Акварелист



Вместо эпиграфа 

На столе лежала ручка блеском пластика маня.
- Вот уже вторые сутки ты не брался за меня!
- Слушай, ручка, дел по горло! Я устал, дай отдохнуть!
Невозможно человеку бесконечно спину гнуть!
-Помнишь, ты писал про ветер, и про дальние края,
И про ласковую осень, про бескрайние поля....
- Да, красиво, я не спорю! Только, ручка, дай уснуть!
В этих скучных серых буднях про поэзию забудь!
- Помнишь, золотом с деревьев  укрывалась вся земля...
Черкани хоть хоть пару строчек для людей и для  себя!
- Ладно, может Бог поможет мне придумать что-нибудь
Про Вселенную, про солнце, про великий Млечный Путь...
На столе лежала ручка, черным пластиком маня,
И смотрела прямо в душу, заставляя сочинять...

Такая история случается очень часто. "Болтливость" ручки может появиться из-за  красивого лица в людской толпе, озаренного внутренним глубоким чувством, или игры света и тени на Таганрогских улицах, или из-за магического блеска ряби на спокойной воде в заливе. А еще бывает так, когда видишь талантливую работу художника. Внутри тебя вдруг просыпается  что-то непримиримое, которое не дает душе успокоиться, терзает постоянными напоминаниями  о себе до тех пор, пока в муках не родится образ.

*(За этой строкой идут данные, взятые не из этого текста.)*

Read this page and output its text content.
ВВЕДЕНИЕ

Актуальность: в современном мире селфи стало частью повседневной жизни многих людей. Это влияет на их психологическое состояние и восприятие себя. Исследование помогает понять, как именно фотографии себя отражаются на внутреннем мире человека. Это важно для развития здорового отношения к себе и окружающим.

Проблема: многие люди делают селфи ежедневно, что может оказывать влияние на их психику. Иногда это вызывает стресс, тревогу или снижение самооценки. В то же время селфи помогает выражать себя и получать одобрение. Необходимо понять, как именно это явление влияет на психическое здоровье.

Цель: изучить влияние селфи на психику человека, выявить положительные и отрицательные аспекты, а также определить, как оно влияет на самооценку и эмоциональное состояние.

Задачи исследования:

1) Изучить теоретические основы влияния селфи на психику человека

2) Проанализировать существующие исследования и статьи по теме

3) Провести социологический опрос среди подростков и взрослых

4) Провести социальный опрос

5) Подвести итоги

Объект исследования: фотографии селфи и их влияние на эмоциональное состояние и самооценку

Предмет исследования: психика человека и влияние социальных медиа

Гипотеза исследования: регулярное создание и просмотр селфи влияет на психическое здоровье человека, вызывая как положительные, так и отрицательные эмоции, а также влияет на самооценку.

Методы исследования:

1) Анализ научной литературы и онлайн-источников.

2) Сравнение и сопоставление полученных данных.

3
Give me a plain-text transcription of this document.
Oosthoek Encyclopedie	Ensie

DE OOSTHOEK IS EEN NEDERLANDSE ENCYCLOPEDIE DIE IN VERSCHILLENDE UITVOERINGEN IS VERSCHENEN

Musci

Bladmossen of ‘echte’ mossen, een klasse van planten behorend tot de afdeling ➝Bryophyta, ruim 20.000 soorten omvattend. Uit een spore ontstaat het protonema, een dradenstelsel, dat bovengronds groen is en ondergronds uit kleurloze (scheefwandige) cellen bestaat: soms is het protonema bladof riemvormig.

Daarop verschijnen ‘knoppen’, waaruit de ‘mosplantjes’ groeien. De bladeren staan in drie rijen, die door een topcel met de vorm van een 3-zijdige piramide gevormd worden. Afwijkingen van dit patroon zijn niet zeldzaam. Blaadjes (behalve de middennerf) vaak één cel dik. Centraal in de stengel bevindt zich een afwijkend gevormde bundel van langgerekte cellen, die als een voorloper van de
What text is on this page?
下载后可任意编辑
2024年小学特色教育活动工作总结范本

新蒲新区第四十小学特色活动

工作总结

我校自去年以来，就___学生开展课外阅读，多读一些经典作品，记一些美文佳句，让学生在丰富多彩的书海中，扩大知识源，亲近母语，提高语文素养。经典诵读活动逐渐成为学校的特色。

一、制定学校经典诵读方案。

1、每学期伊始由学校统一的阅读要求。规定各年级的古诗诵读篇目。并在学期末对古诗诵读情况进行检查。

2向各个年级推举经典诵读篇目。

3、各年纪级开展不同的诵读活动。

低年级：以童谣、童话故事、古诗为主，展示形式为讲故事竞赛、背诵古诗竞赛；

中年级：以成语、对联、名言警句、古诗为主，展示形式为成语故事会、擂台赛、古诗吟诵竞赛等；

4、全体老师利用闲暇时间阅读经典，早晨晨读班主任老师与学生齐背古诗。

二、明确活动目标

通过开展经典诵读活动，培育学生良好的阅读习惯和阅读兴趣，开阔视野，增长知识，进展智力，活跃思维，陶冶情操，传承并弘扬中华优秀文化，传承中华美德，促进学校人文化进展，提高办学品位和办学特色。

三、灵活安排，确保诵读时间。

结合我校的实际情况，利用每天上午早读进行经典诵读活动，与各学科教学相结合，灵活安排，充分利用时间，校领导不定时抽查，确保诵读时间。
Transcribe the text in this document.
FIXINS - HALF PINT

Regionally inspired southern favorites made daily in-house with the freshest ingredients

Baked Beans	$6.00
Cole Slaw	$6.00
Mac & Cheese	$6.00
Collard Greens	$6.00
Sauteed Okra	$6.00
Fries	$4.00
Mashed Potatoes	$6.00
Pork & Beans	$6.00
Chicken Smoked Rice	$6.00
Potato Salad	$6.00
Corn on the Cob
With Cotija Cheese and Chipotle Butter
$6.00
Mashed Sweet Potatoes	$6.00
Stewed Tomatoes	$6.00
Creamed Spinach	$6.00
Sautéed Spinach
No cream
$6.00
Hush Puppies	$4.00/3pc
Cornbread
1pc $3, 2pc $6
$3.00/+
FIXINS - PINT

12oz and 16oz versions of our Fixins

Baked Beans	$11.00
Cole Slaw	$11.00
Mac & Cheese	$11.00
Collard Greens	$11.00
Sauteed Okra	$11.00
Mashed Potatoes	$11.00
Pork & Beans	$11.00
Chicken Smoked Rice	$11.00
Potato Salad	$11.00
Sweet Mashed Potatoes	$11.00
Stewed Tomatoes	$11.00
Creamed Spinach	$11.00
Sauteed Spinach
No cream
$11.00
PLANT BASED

Так случилось, когда я увидел работы Юрия Акопянца. Лист бумаги,  простой карандаш, кисти и маленькие кюветы для акварельной краски - вот орудия пытки. Каждый художник сам впускает их в свою жизнь. Кто-то из любопытства, кто-то по зову души... Когда-то я, как и Юрий, посещал детскую художественную школу. С течением времени хватку карандашей, бумаги и холстов мне удалось ослабить, а он, как теперь выясняется, так и остался в их плену.
Несколько лет назад, будучи у него в гостях,  я стал замечать, что во время разговоров за бокалом домашнего вина  все чаще появлялась тема  акварельной живописи.  Он увлечённо рассказывал о неземной легкости картин, их потрясающей энергетике и живости. Его лицо при этом приобретало немного мечтательное выражение и появлялась мягкая, немного загадочная улыбка. Еще тогда стало  понятно - все, пропал человек!  Что же это было? Сиюминутный порыв - сильный, яркий но кратковременный, этакая творческая авантюра, или это нечто серьезное, новый поворот судьбы?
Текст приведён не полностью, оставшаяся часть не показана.